Page 61 of Scars Run Deep

He stilled, then spun back to me, as the growl of my words slammed into him.

“Be very careful. You’re in no condition to lay down a threat to a man like me.”

“It doesn’t matter what condition I’m in, if a threat needs laying down, it will happen.” I strode up to him. “But that said, threatening the father of the woman I care about, a father who isn’t a curse on his child’s life as I’m used to, wouldn’t be the greatest move, would it?”

He cocked an eyebrow.

Good. He wasn’t sure where I was going with this.

He’d just unwittingly confirmed that there was a limit to his ability to read me, to see into my intentions.

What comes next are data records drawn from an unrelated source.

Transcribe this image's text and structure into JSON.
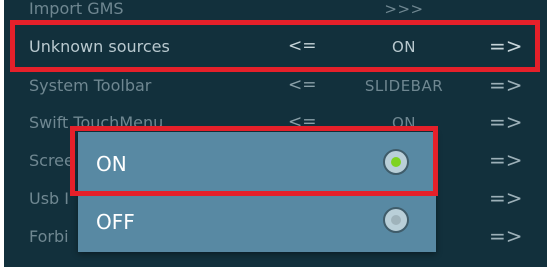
{
  "settings": {
    "rows": [
      {
        "label": "Import GMS",
        "left_arrow": "",
        "value": ">>>",
        "right_arrow": ""
      },
      {
        "label": "Unknown sources",
        "left_arrow": "<=",
        "value": "ON",
        "right_arrow": "=>"
      },
      {
        "label": "System Toolbar",
        "left_arrow": "<=",
        "value": "SLIDEBAR",
        "right_arrow": "=>"
      },
      {
        "label": "Swift TouchMenu",
        "left_arrow": "<=",
        "value": "ON",
        "right_arrow": "=>"
      },
      {
        "label": "Scree",
        "left_arrow": "",
        "value": "",
        "right_arrow": "=>"
      },
      {
        "label": "Usb I",
        "left_arrow": "",
        "value": "",
        "right_arrow": "=>"
      },
      {
        "label": "Forbi",
        "left_arrow": "",
        "value": "",
        "right_arrow": "=>"
      }
    ]
  },
  "dialog": {
    "options": [
      {
        "label": "ON",
        "selected": true
      },
      {
        "label": "OFF",
        "selected": false
      }
    ]
  },
  "colors": {
    "highlight": "#e5202a",
    "dialog_bg": "#5889a3",
    "screen_bg": "#12303c",
    "radio_selected": "#7ed321"
  }
}
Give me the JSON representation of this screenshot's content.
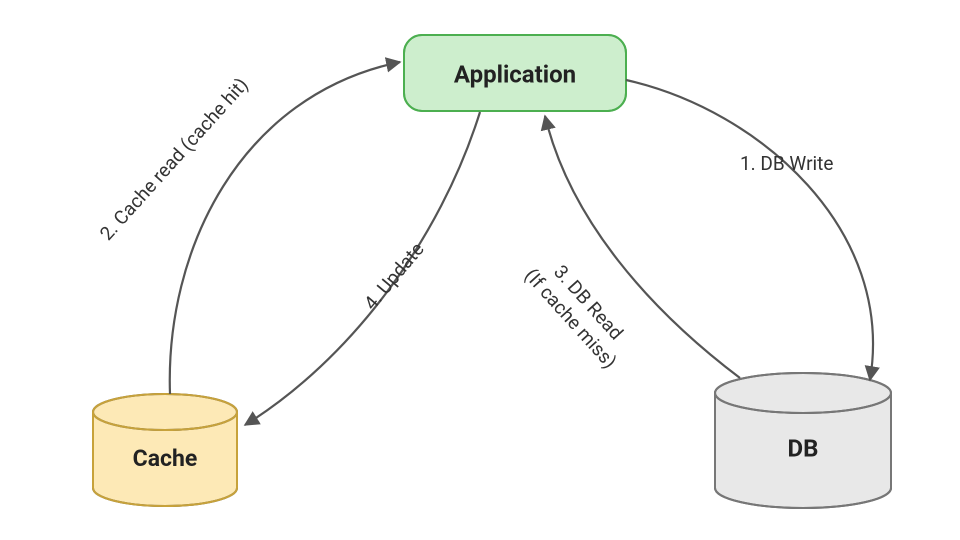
{
  "nodes": {
    "application": {
      "label": "Application",
      "fill": "#cdeecd",
      "stroke": "#4caf50"
    },
    "cache": {
      "label": "Cache",
      "fill": "#fde9b6",
      "stroke": "#c7a23b"
    },
    "db": {
      "label": "DB",
      "fill": "#e8e8e8",
      "stroke": "#777"
    }
  },
  "edges": {
    "db_write": {
      "label": "1. DB Write"
    },
    "cache_read": {
      "label": "2. Cache read (cache hit)"
    },
    "db_read": {
      "label_line1": "3. DB Read",
      "label_line2": "(If cache miss)"
    },
    "update": {
      "label": "4. Update"
    }
  }
}
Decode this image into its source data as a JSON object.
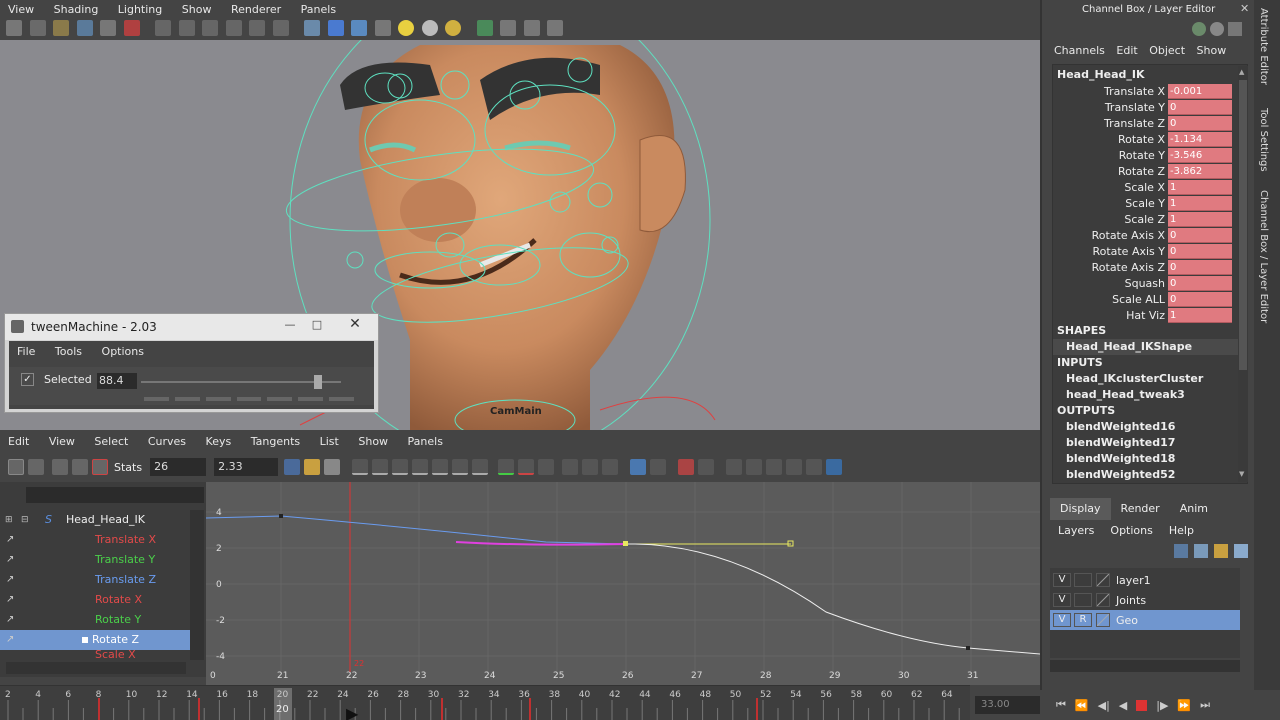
{
  "viewport": {
    "menu": [
      "View",
      "Shading",
      "Lighting",
      "Show",
      "Renderer",
      "Panels"
    ],
    "camera_label": "CamMain"
  },
  "tween": {
    "title": "tweenMachine - 2.03",
    "menu": [
      "File",
      "Tools",
      "Options"
    ],
    "selected_label": "Selected",
    "value": "88.4",
    "slider_fraction": 0.884
  },
  "graph_editor": {
    "menu": [
      "Edit",
      "View",
      "Select",
      "Curves",
      "Keys",
      "Tangents",
      "List",
      "Show",
      "Panels"
    ],
    "stats_label": "Stats",
    "stats_frame": "26",
    "stats_value": "2.33",
    "outliner": {
      "node": "Head_Head_IK",
      "attrs": [
        {
          "label": "Translate X",
          "color": "#e34a4a"
        },
        {
          "label": "Translate Y",
          "color": "#4ad04a"
        },
        {
          "label": "Translate Z",
          "color": "#6a9cf0"
        },
        {
          "label": "Rotate X",
          "color": "#e34a4a"
        },
        {
          "label": "Rotate Y",
          "color": "#4ad04a"
        },
        {
          "label": "Rotate Z",
          "color": "#ffffff"
        }
      ],
      "partial_attr": "Scale X"
    },
    "y_ticks": [
      "4",
      "2",
      "0",
      "-2",
      "-4"
    ],
    "x_ticks": [
      "0",
      "21",
      "22",
      "23",
      "24",
      "25",
      "26",
      "27",
      "28",
      "29",
      "30",
      "31"
    ],
    "current_frame_label": "22"
  },
  "timeline": {
    "ticks": [
      "2",
      "4",
      "6",
      "8",
      "10",
      "12",
      "14",
      "16",
      "18",
      "20",
      "22",
      "24",
      "26",
      "28",
      "30",
      "32",
      "34",
      "36",
      "38",
      "40",
      "42",
      "44",
      "46",
      "48",
      "50",
      "52",
      "54",
      "56",
      "58",
      "60",
      "62",
      "64"
    ],
    "current_frame": "20",
    "time_field": "33.00"
  },
  "channel_box": {
    "title": "Channel Box / Layer Editor",
    "menu": [
      "Channels",
      "Edit",
      "Object",
      "Show"
    ],
    "node": "Head_Head_IK",
    "attributes": [
      {
        "label": "Translate X",
        "value": "-0.001"
      },
      {
        "label": "Translate Y",
        "value": "0"
      },
      {
        "label": "Translate Z",
        "value": "0"
      },
      {
        "label": "Rotate X",
        "value": "-1.134"
      },
      {
        "label": "Rotate Y",
        "value": "-3.546"
      },
      {
        "label": "Rotate Z",
        "value": "-3.862"
      },
      {
        "label": "Scale X",
        "value": "1"
      },
      {
        "label": "Scale Y",
        "value": "1"
      },
      {
        "label": "Scale Z",
        "value": "1"
      },
      {
        "label": "Rotate Axis X",
        "value": "0"
      },
      {
        "label": "Rotate Axis Y",
        "value": "0"
      },
      {
        "label": "Rotate Axis Z",
        "value": "0"
      },
      {
        "label": "Squash",
        "value": "0"
      },
      {
        "label": "Scale ALL",
        "value": "0"
      },
      {
        "label": "Hat Viz",
        "value": "1"
      }
    ],
    "shapes_label": "SHAPES",
    "shape": "Head_Head_IKShape",
    "inputs_label": "INPUTS",
    "inputs": [
      "Head_IKclusterCluster",
      "head_Head_tweak3"
    ],
    "outputs_label": "OUTPUTS",
    "outputs": [
      "blendWeighted16",
      "blendWeighted17",
      "blendWeighted18",
      "blendWeighted52"
    ]
  },
  "layer_editor": {
    "tabs": [
      "Display",
      "Render",
      "Anim"
    ],
    "menu": [
      "Layers",
      "Options",
      "Help"
    ],
    "layers": [
      {
        "v": "V",
        "r": "",
        "name": "layer1"
      },
      {
        "v": "V",
        "r": "",
        "name": "Joints"
      },
      {
        "v": "V",
        "r": "R",
        "name": "Geo"
      }
    ]
  },
  "side_tabs": [
    "Attribute Editor",
    "Tool Settings",
    "Channel Box / Layer Editor"
  ]
}
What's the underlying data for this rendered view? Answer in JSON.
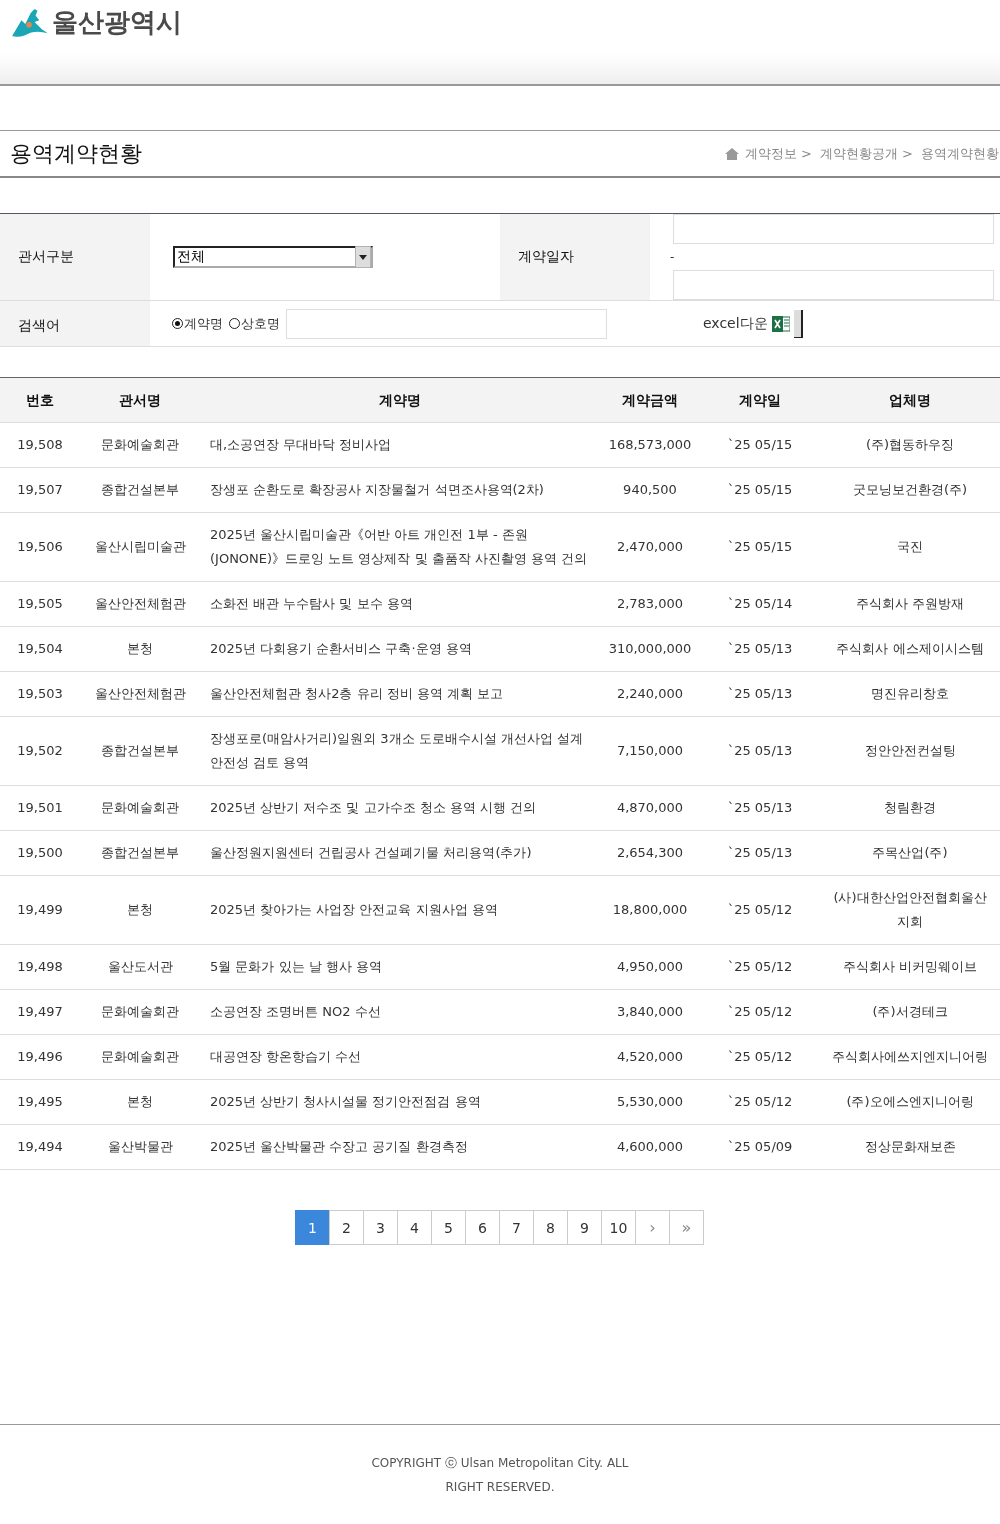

There was room to move on my end, should I need to use it.

And it was for one inexplicable reason.

The way I felt about Aurora.

He watched me curiously as I drew closer. If I’d been someone prone to bursts of optimism and looking on the bright side, rather than rooted in dealing with the dark and dire, I would’ve sworn he actually looked impressed. The great, big, bad Revenant impressed by somebody twenty years his junior.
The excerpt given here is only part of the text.